Dabei wissen wir längst, daß dies nur verbale Ergüsse sind, denn diese junge Frau, die er heiraten soll, ist ihm gleichgültig und als er mit Rim auf eine selbstsichere und lebenslustige, einfach erwachsene Frau stößt, erlebt er Liebe und ist nicht mehr derselbe. Er will mit Rim zum nächsten Engagement nach Frankreich, nach Montpellier reisen, die Hochzeit platzen lassen, seine beruflichen Möglichkeiten auch und die Mutter auf der Wohnung, die sie im eigenen Haus für den Sohn geschaffen hatte wie die Braut sitzen lassen.

 

Daß er sich wirklich verändert hat, zeigt aber das Filmende, das im Kollegenkreis für lebhafte Debatten sorgte: Er kommt einfach nicht zu seiner Hochzeit, erzählt schließlich alles seiner Mutter, sein Bruder unterstützt ihn sogar bei der Absicht ,nach Frankreich zu gehen, er packt, sieht noch einmal ins Schlafzimmer seiner Mutter, die schläft, fährt zum Flughafen, nimmt Rim in den Arm und sagt ihr, er könne nicht mit ihr nach Frankreich gehen. Sie, tief getroffen, versteht aber, umarmt ihn fest und ist weg.

 

Wie der Lebensweg von Hedi weitergeht, ist offen.
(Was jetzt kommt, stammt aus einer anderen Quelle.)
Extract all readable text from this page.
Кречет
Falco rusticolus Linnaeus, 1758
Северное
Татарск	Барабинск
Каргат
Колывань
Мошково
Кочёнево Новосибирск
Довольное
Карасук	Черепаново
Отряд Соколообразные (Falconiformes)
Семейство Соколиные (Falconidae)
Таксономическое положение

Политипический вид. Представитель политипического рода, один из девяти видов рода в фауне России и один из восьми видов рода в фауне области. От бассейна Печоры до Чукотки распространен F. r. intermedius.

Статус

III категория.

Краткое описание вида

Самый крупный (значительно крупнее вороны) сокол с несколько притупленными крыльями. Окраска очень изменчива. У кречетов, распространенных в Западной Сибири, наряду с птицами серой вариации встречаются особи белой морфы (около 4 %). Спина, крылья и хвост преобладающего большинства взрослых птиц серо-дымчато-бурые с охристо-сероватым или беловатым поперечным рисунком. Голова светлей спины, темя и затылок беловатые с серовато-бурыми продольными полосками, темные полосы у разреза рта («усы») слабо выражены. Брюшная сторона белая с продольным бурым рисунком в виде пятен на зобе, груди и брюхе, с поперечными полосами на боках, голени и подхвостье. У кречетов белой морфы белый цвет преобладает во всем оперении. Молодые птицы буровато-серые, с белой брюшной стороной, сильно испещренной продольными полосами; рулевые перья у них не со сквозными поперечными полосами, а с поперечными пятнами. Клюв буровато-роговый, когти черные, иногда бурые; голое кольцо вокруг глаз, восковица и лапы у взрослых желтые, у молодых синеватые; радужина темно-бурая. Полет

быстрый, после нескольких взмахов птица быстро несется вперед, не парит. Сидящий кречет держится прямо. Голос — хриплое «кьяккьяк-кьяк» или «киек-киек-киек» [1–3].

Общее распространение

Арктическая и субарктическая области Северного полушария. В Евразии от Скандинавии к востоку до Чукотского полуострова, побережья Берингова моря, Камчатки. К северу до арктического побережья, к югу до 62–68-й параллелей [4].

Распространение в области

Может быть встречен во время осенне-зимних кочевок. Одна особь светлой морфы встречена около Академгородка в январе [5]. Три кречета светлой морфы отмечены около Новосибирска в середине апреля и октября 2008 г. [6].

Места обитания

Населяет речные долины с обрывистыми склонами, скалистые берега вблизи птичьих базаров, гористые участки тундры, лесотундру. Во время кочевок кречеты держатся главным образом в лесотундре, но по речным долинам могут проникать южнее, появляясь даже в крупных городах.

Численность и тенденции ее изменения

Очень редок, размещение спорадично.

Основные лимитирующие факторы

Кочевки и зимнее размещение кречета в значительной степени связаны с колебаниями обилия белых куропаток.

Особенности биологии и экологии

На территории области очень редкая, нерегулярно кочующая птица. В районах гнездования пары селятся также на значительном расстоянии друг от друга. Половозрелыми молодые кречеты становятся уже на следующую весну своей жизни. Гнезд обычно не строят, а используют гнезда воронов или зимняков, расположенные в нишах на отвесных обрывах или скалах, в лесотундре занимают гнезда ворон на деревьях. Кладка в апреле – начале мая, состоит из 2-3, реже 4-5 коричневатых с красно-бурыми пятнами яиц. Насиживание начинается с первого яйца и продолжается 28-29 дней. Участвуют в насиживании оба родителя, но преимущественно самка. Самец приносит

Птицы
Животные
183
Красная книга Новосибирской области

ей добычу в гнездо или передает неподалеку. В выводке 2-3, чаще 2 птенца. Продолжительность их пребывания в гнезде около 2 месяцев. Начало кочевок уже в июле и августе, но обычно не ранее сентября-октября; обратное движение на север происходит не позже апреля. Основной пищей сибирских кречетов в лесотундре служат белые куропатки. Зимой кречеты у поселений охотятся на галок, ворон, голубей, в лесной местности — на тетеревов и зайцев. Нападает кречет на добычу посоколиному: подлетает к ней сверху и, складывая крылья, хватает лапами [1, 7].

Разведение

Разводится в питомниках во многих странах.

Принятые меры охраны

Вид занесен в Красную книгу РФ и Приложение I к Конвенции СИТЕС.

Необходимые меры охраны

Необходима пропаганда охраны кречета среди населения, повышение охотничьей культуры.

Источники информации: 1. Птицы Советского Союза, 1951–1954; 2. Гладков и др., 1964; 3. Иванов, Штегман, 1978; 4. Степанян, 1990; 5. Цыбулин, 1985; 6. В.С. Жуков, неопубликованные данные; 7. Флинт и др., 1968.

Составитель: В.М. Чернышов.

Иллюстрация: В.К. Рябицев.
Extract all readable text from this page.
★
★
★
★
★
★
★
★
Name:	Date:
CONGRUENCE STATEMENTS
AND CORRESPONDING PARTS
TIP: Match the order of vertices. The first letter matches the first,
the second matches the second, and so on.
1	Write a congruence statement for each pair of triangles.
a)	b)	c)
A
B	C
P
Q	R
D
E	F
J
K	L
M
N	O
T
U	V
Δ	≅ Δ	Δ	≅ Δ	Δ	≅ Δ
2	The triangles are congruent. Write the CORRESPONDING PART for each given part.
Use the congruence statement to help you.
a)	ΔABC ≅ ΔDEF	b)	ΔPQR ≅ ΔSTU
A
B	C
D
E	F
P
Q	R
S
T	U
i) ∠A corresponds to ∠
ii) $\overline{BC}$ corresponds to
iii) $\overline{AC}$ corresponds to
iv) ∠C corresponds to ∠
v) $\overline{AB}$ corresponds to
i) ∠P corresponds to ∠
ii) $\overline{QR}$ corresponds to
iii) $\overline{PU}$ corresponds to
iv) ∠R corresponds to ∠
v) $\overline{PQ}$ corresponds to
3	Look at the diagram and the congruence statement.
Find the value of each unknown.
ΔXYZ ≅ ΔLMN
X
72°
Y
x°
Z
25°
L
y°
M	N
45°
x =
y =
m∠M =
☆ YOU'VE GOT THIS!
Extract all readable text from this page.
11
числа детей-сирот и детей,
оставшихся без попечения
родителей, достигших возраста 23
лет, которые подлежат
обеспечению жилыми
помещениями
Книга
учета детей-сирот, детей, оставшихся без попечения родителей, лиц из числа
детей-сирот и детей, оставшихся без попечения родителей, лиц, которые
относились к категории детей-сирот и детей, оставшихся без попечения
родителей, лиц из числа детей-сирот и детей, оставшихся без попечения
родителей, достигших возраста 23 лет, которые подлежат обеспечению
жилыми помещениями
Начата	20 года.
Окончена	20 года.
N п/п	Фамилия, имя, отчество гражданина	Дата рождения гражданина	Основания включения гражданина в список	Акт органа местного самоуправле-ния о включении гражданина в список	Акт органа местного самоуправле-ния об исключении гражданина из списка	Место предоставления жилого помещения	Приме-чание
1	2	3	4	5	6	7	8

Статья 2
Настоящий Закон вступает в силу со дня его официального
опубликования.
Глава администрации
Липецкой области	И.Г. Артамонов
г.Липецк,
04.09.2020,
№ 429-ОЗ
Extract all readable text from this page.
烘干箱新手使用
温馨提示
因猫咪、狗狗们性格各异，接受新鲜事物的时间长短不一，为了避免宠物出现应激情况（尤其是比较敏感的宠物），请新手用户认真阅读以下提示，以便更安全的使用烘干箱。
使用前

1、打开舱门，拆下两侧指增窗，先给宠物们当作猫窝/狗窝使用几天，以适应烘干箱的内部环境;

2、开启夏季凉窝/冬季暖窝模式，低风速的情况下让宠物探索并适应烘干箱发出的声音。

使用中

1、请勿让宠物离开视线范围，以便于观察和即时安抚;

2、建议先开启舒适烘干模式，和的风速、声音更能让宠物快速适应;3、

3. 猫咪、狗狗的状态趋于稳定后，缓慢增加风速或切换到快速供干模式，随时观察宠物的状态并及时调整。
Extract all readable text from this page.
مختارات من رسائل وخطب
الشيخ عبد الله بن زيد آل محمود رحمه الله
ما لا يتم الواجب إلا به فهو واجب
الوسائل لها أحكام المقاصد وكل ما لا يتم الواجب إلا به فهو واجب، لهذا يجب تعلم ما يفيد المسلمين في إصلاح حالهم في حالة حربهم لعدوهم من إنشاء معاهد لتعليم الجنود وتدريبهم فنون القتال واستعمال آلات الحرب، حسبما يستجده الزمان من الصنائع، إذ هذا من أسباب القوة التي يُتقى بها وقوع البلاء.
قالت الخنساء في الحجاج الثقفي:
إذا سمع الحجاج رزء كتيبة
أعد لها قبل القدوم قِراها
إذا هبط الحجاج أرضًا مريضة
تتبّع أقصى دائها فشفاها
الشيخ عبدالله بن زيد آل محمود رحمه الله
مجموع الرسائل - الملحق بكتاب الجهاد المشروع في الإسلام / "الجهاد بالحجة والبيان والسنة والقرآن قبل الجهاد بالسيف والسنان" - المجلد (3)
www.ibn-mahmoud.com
Es geht aber letzten Endes um die altbekannten Fragen von Flüchten oder Standhalten (Buch von Horst-Eberhard Richter). Denn nachdem Hedi durch die Beziehung mit Rim in sich Kräfte entdeckt, die schlummerten, will er sein Leben jetzt erstmals und endlich selbst in die Hand nehmen. Wohin die Reise geht, ist nicht das Wichtigste, sondern, daß er sie begonnen hat.

 

Natürlich ist diese private Geschichte im Tunesien nach dem Arabischen Frühling gar nicht anders als politisch zu interpretieren. Dieser Film, der übrigens der erste arabisch sprechende seit 20 Jahren ist, ist ein Plädoyer für das sich Einmischen in sein eigenes Leben, was die Voraussetzung ist, sich auch im Gemeinwesen, sprich Tunesien einzumischen, also Demokratie zu leben. Natürlich muß man bleiben, wenn man dort etwas ändern will.

 

Darum verblüffte in der Pressekonferenz am Schluß noch der Darsteller des Hedi. Der hatte nämlich den umgekehrten Weg gewählt. Nach den Dreharbeiten ging er – kein Witz, sondern höchstens Ironie der Geschichte – nach Montpellier, wo er künstlerisch sich Anregungen und Ausbildung erhofft, die ihm Tunesien nicht bieten kann. Eine solche Lösung aber hätte den Film ins Belanglose gekippt. In vielen Details zeigt Regisseur Mohamed Ben Attia das von ihm noch etwas zu erwarte ist.